Start by setting your short, medium and long term goals.
Be specific and add in realistic timeframes.
Avoid the common debt traps.
Your financial adviser can help you develop a budget and establish an effective savings plan to suit you.
Financial goals can generally be divided into three broad categories:
Timeframe Number of years Goals
Short-term 0-2 years A new car or your next holiday
Medium-term 2-5 years An extended overseas trip or a mortgage deposit
Long-term 5 years or more Major home renovations or retirement
It helps to write down what you want to achieve over each of these periods. Defining your goals will give you a clearer direction and help you make savings and investment decisions with confidence. It’s important to set a specific deadline for each goal. This focuses your mind as well as your savings strategy.
To determine your deadlines, you will need to know:
what your goals are
what you’ve already saved
what is a realistic timeframe to reach your goals.
Once your goals are clear, the next step is to work out how much you need to save to reach them.

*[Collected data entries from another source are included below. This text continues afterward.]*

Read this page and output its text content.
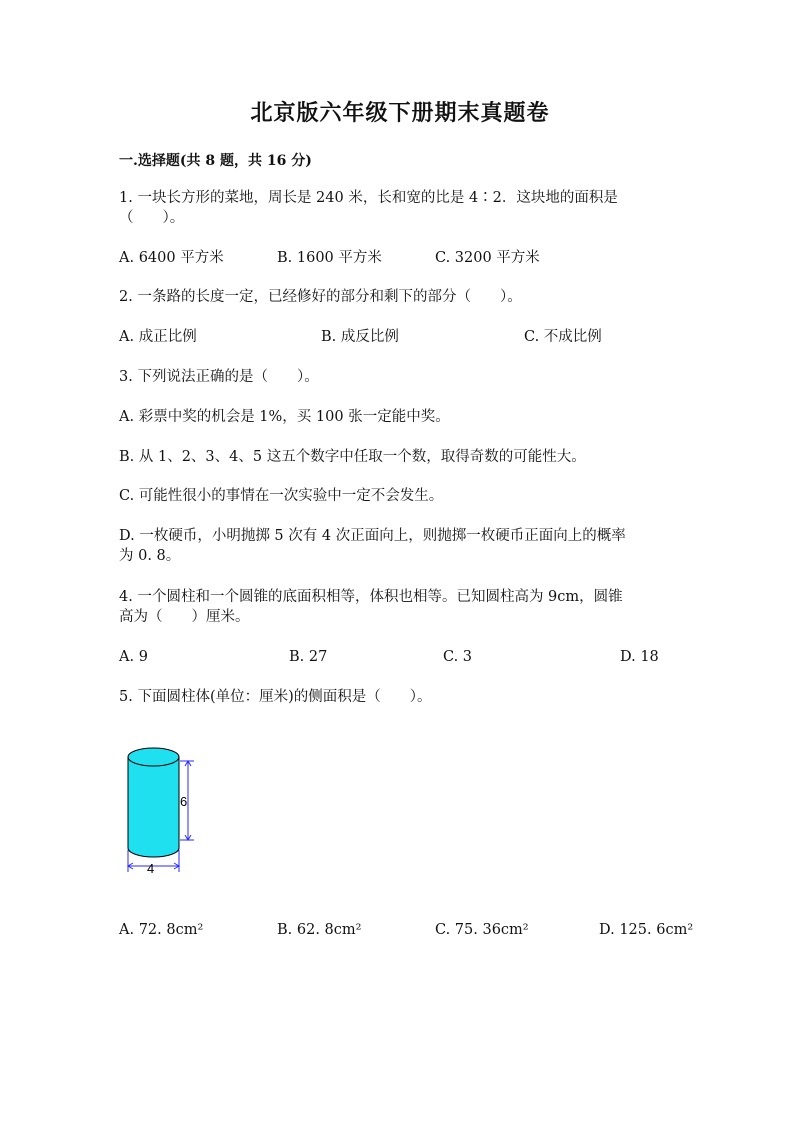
北京版六年级下册期末真题卷
一.选择题(共 8 题，共 16 分)
1. 一块长方形的菜地，周长是 240 米，长和宽的比是 4∶2．这块地的面积是
（　　）。
A. 6400 平方米	B. 1600 平方米	C. 3200 平方米
2. 一条路的长度一定，已经修好的部分和剩下的部分（　　）。
A. 成正比例	B. 成反比例	C. 不成比例
3. 下列说法正确的是（　　）。
A. 彩票中奖的机会是 1%，买 100 张一定能中奖。
B. 从 1、2、3、4、5 这五个数字中任取一个数，取得奇数的可能性大。
C. 可能性很小的事情在一次实验中一定不会发生。
D. 一枚硬币，小明抛掷 5 次有 4 次正面向上，则抛掷一枚硬币正面向上的概率
为 0. 8。
4. 一个圆柱和一个圆锥的底面积相等，体积也相等。已知圆柱高为 9cm，圆锥
高为（　　）厘米。
A. 9	B. 27	C. 3	D. 18
5. 下面圆柱体(单位：厘米)的侧面积是（　　）。
6
4
A. 72. 8cm²	B. 62. 8cm²	C. 75. 36cm²	D. 125. 6cm²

This means developing a budget.
How to budget
Most of us have great intentions when it comes to saving, but somehow we never seem to get around to making things happen. Unfortunately, unless you have the discipline to put together the numbers, you’re unlikely to make much headway.
One of the first steps towards reaching any financial goal is to establish a budget. Once your budget is complete, you should have all the information you need to create a savings plan to reach your goals.
Understand your financial position. This involves comparing what you own (your assets) with what you owe (your liabilities or debts). The balance will give you your net worth.
Total assets – Total liabilities = Net worth
See examples of each below:
Assets Liabilities Liabilities
Home Home mortgage
Savings accounts Personal loans
Managed funds and shares Credit cards
Prepare a budget by writing down your income and expenditure. This will give you a picture of your spending patterns and can help you identify areas where you can cut back your spending and use that money to reduce debt.
Once you have successfully paid off your debts, don’t stop there, consider starting a savings plan. A popular way to do this is setting up a regular automatic transfer with a pre-determined amount. This is often described as ‘paying yourself first’.